Troisième jour de l’animation de Noël, troisième cadeau et c’est Saru à l’honneur avec sa demande : Misfits.

Il y a de ces séries dont on a des échos, mais pour lesquelles, finalement, on ne sait strictement rien. C’est exactement ce qui s’est passé pour moi avec Misfits. Je n’avais absolument aucune idée de quoi il en retournait, si ce n’est qu’il était question d’inadaptés sociaux ou de quelque chose dans le genre. Créée en 2009, Misfits est une production anglaise diffusée sur E4, la même chaîne que Skins. Il existe pour le moment deux saisons et une troisième est d’ores et déjà prévue.
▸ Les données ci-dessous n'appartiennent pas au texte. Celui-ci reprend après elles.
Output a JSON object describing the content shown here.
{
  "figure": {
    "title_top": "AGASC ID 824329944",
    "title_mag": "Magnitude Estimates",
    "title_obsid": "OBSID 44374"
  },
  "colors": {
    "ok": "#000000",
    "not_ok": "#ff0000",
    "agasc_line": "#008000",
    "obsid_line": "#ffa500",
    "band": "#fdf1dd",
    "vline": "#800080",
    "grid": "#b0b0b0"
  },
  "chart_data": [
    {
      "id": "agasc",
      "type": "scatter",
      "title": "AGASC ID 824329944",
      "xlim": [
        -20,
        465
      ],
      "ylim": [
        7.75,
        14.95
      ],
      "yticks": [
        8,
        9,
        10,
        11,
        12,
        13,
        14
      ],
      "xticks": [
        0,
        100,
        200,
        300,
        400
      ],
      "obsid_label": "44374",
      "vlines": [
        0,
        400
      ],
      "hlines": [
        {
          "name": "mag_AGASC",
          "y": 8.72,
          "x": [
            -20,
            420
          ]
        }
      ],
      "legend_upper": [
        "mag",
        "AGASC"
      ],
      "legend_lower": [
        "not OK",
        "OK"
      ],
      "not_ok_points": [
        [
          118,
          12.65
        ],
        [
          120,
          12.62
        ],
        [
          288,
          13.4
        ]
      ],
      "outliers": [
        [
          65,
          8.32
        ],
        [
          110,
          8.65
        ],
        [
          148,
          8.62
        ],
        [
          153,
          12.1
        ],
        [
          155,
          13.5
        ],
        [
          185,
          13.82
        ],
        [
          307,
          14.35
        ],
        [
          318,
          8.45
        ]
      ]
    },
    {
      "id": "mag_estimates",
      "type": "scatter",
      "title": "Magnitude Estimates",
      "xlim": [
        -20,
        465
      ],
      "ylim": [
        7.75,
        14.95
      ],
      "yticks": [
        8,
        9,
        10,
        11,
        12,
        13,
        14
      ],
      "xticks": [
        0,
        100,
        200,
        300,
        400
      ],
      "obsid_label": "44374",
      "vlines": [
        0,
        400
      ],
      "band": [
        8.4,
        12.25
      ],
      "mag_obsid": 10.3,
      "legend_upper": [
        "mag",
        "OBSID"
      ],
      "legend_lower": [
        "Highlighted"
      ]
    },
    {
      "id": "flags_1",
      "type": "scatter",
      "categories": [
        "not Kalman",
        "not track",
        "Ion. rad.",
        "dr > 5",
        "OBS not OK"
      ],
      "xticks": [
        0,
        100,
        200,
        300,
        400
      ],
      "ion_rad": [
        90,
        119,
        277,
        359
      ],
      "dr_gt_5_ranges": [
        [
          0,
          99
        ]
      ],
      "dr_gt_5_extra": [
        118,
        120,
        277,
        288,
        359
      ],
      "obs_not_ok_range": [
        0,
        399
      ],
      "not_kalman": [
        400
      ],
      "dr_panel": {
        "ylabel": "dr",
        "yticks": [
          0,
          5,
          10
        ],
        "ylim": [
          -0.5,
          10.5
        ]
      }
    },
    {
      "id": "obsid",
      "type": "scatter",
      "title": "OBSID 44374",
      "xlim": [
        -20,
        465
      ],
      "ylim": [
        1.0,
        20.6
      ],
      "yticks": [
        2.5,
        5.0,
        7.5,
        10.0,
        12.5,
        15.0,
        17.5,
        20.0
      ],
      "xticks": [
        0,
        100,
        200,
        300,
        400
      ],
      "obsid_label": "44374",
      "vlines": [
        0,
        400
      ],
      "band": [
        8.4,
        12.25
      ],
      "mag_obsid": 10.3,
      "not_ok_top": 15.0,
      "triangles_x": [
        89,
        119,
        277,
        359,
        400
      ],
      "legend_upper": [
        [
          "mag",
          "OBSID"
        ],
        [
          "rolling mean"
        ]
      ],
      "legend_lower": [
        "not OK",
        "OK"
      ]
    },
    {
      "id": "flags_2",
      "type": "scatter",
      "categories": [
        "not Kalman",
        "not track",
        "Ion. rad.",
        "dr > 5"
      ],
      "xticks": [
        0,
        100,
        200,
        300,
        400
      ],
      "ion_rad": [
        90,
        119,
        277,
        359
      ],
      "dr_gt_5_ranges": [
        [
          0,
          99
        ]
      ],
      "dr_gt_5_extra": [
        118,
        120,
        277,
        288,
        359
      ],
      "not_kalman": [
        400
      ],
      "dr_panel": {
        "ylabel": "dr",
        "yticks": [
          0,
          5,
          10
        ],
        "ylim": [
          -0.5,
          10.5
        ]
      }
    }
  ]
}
La première, datant de novembre/décembre 2009 est composée de six épisodes d’une quarantaine de minutes. C’est elle à l’honneur aujourd’hui, la suite viendra plus tard. Aucun spoiler.

Cinq jeunes marginaux ne se connaissant pas débutent simultanément des travaux d’intérêt général. Leur vie aurait pu se dérouler plus ou moins tranquillement comme c’était le cas jusque-là, mais un étrange orage s’abat sur eux. Contre toute attente, les voilà dotés de pouvoirs spéciaux.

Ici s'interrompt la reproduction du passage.